Rogel Samuel: O amante das amazonas, 15

 

PIERRE olhou para o jovem e tossiu. O sono já permeava os pensamentos de Antônio Ferreira.

- Conhece o Padre Pereira?

- Sim, disse.

Pierre Bataillon tinha nas mãos o Amazonas Comercial, jornal de Abraão Gadelha, adversário político do sogro de Ferreira. Aquilo era uma agressão, o jovem sentiu, consertando o laço da gravata.

O velho, com calma, cordialmente, como se ignorasse que, páginas adiante, o Comendador era brindado com adjetivos como “pulha” e “ladrão”, disse: “Festa de arrecadação do Padre Pereira para o Orfanato Vassourinha, e festa de aniversário do meu amigo Juca das Neves. Vou-lhe pedir dois favores: me represente nesses ágapes ... Diz a coluna Fatos, de Ricardo Soares Filho”...

- Mas veja!, - cortou o velho, modificando a voz seca, árida, como se tivesse afundado, empalhado, cadaverizado. O jovem olhou para ele - estava pálido, envelhecido subitamente, e parecia menor.

- O naufrágio da Bitar! Eu não sabia! Eu não tinha lido! Oh, meu Deus!

Desde o desastre da gaiola Izidoro Antunes, ele vivia preocupado com os freqüentes naufrágios no Amazonas. Ele sabia de cor: A Izidoro Antunes só tinha realizado uma única viagem, tinha acabado de chegar da Inglaterra. Moderna, confortável, aparelhada com luz elétrica, estava cheia de mercadorias quando desapareceu. Depois disso o Otero, o Perseverança, o Prompto, a Macau, o Etna, o Colomy, o Júlio de Roque, o Waltin, o Mazaltob, o Ajudante (abalroado), o Manauense (adernado), o... - todos debaixo d’água, arrastando consigo homens que desapareceram naquelas águas barrentas e escuras, maduras e de fúnebres murmúrios, indecisas, imprecisas e indiferentes, veladas de véus de lama, densas e fundas na dissolução dos líquidos da vida, na horizontalidade daqueles infindáveis rios estendidos no lento movimento do tempo - cadáveres elementares decompostos nos alagados de vitórias-régias, comidos de peixes, lânguidos, mergulhados na matéria dissolvida da planície de salmoura

- Pierre temia viajar naquelas águas cheias de paus, troncos, bancos de areia, torrões, pedrais, salões e muiunas, rebojos, ituranas, panolas, panelões, praias, sacados, jupiás, ipuêras, baixios, cambões, caldeirões, esqueletos, praias de duas cabeças, voltas - todos obstáculos e perigos da navegação ordinária, de grande ou de pequeno calado, para navios, motores, canoas, montaria e igarités, tudo, toda uma massa de uma teoria infernal de perigos a evitar, a contornar, a vigiar, a desafiar, a temer.

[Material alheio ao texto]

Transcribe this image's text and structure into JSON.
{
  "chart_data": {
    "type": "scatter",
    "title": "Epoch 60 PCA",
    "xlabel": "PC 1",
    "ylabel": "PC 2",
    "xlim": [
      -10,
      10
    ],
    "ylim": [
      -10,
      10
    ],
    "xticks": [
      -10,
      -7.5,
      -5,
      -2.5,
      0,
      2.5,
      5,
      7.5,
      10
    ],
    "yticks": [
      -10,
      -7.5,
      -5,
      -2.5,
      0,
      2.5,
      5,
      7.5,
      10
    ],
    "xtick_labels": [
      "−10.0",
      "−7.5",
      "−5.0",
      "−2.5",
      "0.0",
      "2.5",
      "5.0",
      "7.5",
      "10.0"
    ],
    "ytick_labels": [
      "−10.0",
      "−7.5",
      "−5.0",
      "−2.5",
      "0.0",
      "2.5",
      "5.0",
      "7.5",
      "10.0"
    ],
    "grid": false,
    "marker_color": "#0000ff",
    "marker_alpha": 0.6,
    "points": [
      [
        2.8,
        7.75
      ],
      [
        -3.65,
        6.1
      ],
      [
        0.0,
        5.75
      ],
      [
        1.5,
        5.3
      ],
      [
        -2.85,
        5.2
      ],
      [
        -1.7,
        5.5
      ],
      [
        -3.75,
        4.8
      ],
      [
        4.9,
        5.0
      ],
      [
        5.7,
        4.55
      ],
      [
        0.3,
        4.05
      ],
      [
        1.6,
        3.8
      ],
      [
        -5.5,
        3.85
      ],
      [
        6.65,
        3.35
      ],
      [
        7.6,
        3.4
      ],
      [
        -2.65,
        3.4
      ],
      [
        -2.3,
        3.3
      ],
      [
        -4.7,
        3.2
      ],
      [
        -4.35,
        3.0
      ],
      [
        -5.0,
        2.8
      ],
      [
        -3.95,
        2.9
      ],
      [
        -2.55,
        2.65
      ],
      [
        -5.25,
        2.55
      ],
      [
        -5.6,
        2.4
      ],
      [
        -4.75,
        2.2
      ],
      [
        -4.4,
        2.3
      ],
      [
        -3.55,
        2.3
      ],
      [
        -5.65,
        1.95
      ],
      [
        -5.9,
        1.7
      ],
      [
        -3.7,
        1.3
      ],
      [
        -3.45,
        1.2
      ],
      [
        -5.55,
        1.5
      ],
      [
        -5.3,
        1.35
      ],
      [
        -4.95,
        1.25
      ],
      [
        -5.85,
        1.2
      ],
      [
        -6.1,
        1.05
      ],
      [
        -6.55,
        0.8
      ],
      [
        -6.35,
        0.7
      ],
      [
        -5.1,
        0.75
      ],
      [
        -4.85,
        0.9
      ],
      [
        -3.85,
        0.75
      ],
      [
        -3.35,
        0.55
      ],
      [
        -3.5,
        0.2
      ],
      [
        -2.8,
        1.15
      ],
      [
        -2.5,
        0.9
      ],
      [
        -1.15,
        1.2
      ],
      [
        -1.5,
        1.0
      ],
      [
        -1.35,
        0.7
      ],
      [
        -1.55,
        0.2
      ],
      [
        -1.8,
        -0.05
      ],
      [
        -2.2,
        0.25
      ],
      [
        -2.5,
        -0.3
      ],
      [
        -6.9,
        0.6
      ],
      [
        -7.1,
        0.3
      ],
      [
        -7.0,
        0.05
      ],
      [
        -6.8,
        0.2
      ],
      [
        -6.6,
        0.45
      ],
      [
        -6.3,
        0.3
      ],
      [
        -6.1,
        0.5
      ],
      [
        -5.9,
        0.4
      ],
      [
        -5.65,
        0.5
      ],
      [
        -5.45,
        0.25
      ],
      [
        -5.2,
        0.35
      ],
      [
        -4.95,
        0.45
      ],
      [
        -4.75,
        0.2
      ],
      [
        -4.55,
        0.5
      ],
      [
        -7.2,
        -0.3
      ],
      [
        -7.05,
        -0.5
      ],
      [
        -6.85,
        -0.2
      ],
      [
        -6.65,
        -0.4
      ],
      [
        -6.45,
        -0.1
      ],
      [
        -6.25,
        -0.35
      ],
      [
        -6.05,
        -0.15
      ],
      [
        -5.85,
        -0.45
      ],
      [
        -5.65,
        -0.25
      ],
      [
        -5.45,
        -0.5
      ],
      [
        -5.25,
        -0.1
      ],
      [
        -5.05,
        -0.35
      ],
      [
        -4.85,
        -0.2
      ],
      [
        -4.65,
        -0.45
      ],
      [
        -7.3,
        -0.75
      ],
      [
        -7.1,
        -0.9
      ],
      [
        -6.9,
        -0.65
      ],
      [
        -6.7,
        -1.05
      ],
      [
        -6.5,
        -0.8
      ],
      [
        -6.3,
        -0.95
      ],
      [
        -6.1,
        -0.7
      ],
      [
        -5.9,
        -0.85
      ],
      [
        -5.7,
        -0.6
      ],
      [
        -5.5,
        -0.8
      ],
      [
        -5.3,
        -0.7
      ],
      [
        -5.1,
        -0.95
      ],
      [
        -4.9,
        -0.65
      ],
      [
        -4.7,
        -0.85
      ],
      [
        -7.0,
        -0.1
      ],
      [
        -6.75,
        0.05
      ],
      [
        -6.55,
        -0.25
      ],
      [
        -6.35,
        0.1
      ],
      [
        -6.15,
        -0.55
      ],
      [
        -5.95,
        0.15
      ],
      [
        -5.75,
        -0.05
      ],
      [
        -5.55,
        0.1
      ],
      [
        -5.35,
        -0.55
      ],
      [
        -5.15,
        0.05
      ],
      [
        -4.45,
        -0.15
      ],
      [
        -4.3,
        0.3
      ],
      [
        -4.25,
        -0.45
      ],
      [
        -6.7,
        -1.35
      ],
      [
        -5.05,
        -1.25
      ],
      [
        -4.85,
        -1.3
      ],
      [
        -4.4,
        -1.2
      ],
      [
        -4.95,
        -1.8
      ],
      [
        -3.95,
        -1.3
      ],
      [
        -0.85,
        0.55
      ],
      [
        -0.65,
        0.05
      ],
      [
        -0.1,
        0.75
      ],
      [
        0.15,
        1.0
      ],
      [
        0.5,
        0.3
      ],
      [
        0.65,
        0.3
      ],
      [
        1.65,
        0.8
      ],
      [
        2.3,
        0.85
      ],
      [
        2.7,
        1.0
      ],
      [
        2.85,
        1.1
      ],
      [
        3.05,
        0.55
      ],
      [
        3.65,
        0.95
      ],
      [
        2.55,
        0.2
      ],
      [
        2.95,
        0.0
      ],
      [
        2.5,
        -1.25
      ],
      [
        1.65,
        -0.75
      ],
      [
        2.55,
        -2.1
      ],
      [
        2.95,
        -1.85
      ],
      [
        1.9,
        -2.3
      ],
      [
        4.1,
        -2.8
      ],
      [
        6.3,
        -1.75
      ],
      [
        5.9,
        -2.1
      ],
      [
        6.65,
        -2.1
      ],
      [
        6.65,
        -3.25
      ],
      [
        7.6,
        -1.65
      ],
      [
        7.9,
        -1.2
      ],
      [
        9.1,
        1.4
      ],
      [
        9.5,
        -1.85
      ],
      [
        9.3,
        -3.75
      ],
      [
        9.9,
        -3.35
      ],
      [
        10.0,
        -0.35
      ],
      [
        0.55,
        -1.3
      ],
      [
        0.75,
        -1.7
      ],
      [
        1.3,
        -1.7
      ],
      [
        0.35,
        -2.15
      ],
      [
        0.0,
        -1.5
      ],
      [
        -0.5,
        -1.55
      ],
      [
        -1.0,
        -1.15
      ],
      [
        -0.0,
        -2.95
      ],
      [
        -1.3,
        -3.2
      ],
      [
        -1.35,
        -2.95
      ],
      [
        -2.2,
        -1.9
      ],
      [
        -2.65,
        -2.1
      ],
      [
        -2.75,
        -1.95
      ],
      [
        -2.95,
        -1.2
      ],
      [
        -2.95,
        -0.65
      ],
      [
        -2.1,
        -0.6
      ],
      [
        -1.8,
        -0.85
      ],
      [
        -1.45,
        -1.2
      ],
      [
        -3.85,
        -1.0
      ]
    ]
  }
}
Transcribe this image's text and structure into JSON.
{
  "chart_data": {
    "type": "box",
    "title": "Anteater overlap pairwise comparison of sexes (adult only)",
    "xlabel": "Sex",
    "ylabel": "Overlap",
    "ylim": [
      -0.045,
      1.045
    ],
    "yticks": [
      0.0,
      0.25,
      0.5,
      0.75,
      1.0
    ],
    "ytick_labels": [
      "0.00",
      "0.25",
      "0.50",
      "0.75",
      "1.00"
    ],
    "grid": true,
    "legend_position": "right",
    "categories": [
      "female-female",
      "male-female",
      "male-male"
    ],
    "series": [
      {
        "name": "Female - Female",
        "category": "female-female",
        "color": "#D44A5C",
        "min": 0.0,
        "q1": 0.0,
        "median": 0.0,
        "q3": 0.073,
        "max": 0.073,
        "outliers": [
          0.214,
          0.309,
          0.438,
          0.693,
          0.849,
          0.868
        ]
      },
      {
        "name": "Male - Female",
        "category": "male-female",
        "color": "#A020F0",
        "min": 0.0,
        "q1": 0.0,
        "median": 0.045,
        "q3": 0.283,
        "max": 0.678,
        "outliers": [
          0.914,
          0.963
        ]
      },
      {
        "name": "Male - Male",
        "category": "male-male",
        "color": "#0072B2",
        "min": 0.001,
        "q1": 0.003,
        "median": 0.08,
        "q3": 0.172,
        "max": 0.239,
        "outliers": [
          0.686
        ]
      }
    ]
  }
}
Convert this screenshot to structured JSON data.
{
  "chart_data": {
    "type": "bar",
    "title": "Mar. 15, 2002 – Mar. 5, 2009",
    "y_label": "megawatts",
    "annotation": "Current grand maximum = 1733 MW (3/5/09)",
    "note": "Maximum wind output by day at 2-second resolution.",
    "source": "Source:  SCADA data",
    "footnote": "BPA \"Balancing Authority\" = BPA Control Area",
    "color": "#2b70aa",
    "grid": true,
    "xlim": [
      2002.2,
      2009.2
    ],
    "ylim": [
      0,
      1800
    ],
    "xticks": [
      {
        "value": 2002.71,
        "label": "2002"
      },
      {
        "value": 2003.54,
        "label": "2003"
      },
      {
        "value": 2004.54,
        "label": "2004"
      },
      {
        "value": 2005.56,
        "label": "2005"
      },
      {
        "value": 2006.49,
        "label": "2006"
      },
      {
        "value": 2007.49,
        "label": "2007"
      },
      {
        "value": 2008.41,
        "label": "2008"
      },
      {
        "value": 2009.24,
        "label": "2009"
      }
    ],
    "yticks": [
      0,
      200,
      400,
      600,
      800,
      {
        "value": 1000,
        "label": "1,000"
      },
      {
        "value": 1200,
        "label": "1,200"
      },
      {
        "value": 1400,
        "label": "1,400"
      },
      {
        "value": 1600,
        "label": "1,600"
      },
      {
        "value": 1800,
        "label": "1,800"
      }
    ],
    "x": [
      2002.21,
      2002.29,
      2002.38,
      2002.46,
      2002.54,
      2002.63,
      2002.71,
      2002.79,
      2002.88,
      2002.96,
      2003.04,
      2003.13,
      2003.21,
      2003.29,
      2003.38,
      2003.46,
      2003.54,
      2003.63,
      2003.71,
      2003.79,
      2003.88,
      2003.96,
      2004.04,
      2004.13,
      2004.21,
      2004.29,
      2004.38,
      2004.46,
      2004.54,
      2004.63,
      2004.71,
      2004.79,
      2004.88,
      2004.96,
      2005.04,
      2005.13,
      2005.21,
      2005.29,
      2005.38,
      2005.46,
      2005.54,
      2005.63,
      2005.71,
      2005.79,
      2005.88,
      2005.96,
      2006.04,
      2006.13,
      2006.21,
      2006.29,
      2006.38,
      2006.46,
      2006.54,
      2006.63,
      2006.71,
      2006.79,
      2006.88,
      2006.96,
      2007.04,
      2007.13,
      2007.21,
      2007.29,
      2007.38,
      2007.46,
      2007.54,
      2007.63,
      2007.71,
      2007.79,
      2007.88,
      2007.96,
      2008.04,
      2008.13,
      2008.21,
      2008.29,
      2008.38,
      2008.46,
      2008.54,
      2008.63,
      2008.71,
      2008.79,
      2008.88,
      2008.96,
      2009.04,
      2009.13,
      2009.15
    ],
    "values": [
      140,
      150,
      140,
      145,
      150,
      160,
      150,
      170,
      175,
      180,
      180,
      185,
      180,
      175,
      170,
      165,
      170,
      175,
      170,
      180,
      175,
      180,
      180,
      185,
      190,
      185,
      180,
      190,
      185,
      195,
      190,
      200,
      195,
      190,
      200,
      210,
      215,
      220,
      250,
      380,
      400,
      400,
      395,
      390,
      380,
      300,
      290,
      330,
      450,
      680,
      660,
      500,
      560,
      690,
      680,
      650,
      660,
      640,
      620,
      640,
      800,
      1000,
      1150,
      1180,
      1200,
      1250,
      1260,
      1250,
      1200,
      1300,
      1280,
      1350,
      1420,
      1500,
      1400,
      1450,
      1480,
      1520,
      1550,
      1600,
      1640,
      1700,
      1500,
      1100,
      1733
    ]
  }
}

Súbito silêncio de morte caiu em todo o espaço do Palácio, estático como se a Amazônia inteira se imobilizasse sobre suas telhas de Marselha. Pierre mergulhou em si e desapareceu. A mãe-da-lua emitiu suas quatro oitavas. Á distância, um pescador agitou na água o pindá-uauaca.

 

 - UM dia, disse Pierre, um funcionário de Santarém perguntou ao Bates de que lado do Rio Amazonas ficava a cidade de Paris. Imaginava que o Universo inteiro seria cortado pelo grande rio, e que todas as cidades se levantariam de uma ou de outra margem

- O senhor espera regressar? perguntou Ferreira.

- Não sei, respondeu o velho. Creio que deva, um dia. E voltando-se para o jovem com os ombros: Sabe o senhor por que vim para cá?

- Não, respondeu Ferreira.

- Por minha saúde. Tenho que viver nas regiões quentes.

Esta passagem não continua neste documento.